After 1 c4 e5 2 g3 Nf6 3 Bg2 d5 4 cxd5 Nxd5 5 Nc3 Nb6, instead of the most popular plan of 6 Nf3 followed by early queenside expansion with a3 and b4, Anand chose quick piece development with 6 d3 Be7 7 Be3 0-0 8 Rc1 f5 9 Nf3 Nc6. After 10 0-0 Be6 he launched out with 11 b4! which is a theme borrowed from the mainline Classical Dragon (with colours reversed):

Play remained roughly balanced, however, until Hammer erred on move 25. Anand then continued to crank up the pressure in the run-up to the time control, and forced resignation on move 36.

Symmetrical English 2 Nf3 Nf6 3 g3 g6 4 Bg2 Bg7 5 d4 cxd4 6 Nxd4 d5 [A30]

1 c4 c5 2 Nf3 Nf6 3 g3 g6 4 Bg2 Bg7 5 d4 cxd4 6 Nxd4 d5!? is a line that has been tried occasionally by Grünfeld specialists, including Nepomniachtchi who had given it an outing in a blitz game.
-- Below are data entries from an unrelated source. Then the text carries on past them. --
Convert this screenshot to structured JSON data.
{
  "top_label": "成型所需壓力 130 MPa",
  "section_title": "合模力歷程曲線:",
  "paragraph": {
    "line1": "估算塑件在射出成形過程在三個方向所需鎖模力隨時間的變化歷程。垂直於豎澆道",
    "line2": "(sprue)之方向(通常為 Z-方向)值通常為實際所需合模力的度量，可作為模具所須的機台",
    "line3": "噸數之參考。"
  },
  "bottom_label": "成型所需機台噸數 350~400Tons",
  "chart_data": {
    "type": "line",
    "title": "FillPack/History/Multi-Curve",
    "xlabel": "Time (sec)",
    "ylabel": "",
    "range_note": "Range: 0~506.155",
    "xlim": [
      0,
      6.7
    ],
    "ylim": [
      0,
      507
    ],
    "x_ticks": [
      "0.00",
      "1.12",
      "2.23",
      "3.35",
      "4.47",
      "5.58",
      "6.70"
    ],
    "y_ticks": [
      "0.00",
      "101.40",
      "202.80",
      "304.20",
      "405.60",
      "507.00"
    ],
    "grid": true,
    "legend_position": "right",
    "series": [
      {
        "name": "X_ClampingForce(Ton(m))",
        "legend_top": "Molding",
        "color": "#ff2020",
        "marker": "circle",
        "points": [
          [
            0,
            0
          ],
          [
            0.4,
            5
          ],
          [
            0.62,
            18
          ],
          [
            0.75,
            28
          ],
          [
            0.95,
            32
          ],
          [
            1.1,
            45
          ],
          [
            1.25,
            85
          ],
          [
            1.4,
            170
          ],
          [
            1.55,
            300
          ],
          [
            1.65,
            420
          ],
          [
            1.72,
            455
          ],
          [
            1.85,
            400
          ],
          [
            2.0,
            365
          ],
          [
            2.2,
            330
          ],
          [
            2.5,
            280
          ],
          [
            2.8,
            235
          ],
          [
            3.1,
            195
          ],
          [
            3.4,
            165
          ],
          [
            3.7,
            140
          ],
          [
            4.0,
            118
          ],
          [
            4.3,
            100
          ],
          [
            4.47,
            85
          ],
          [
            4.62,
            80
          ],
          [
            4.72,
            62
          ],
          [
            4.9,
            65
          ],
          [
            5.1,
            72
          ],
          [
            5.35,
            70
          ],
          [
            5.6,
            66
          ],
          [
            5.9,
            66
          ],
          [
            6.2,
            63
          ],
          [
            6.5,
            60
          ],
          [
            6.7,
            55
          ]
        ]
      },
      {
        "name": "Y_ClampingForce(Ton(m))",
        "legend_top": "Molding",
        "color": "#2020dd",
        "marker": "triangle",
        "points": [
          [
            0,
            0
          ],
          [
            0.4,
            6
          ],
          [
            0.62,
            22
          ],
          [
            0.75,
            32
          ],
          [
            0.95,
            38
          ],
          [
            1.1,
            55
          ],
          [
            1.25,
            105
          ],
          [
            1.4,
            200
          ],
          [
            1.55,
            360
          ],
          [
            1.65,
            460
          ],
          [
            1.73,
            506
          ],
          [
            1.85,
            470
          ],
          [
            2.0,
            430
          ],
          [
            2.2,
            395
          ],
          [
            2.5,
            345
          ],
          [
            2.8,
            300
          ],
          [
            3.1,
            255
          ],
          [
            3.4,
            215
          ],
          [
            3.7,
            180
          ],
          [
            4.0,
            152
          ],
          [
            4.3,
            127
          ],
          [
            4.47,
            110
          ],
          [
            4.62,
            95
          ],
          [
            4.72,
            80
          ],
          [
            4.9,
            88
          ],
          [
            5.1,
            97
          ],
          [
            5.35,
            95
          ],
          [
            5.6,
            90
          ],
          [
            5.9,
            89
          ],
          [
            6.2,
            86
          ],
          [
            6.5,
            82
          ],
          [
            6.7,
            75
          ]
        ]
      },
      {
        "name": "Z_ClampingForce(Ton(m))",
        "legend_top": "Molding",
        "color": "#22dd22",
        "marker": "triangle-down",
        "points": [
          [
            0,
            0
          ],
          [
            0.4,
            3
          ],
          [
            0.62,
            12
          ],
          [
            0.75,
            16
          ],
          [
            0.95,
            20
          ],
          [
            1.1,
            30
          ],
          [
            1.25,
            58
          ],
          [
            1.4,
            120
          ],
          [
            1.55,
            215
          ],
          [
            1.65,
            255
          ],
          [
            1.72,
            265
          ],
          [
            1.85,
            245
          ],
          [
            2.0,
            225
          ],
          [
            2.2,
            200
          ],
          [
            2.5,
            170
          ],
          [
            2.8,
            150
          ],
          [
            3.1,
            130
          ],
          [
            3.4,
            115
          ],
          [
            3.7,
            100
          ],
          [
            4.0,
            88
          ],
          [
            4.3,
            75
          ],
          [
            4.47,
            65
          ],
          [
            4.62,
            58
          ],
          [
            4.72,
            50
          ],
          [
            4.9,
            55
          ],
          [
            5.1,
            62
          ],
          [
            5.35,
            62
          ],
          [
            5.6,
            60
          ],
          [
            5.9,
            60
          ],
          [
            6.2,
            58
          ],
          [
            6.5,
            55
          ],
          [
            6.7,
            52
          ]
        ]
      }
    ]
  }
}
In Kramnik - Nepomniachtchi, Kramnik evidently came well prepared and rolled out the strong 7 Nc3!:

After 7...dxc4 8 Qa4+ Nbd7 9 0-0 0-0 10 Rd1 Nb6 11 Qa3 Qd6 the queens came off and White was clearly better. That was only the start of the adventures though, as Nepomniachtchi fought his way back into the game. Just as the contest seemed to be heading for a draw in a rook and minor piece endgame, Kramnik worked some magic with his knights and Nepomniachtchi's king was caught in an amazing mating net. He had to shed material to escape and Kramnik finally won the knight endgame.

7 Nc3 does look good and Black needs to find an improvement somewhere for this 6...d5 line to be viable.

Symmetrical English 2 Nf3 Nf6 3 Nc3 Nc6 4 g3 d5 5 cxd5 Nxd5 6 Bg2 g6 [A38]

Nakamura - Caruana reached the position after 1 c4 c5 2 Nf3 Nf6 3 Nc3 Nc6 4 g3 d5 5 cxd5 Nxd5 6 Bg2 g6 7 0-0 Bg7 8 Nxd5 Qxd5 9 d3 0-0 10 Be3 Bd7 which this site has covered several times over the years:

After 11 Nd4 Qd6 12 Nxc6 Bxc6 13 Bxc6 Qxc6 14 Rc1 Caruana played 14...Qa6 which is a recent refinement over the traditional 14...Qe6. The position remained equal until just before the time control when Caruana self-destructed with weakening pawn moves. Nakamura then made no mistake and won the resulting rook ending convincingly.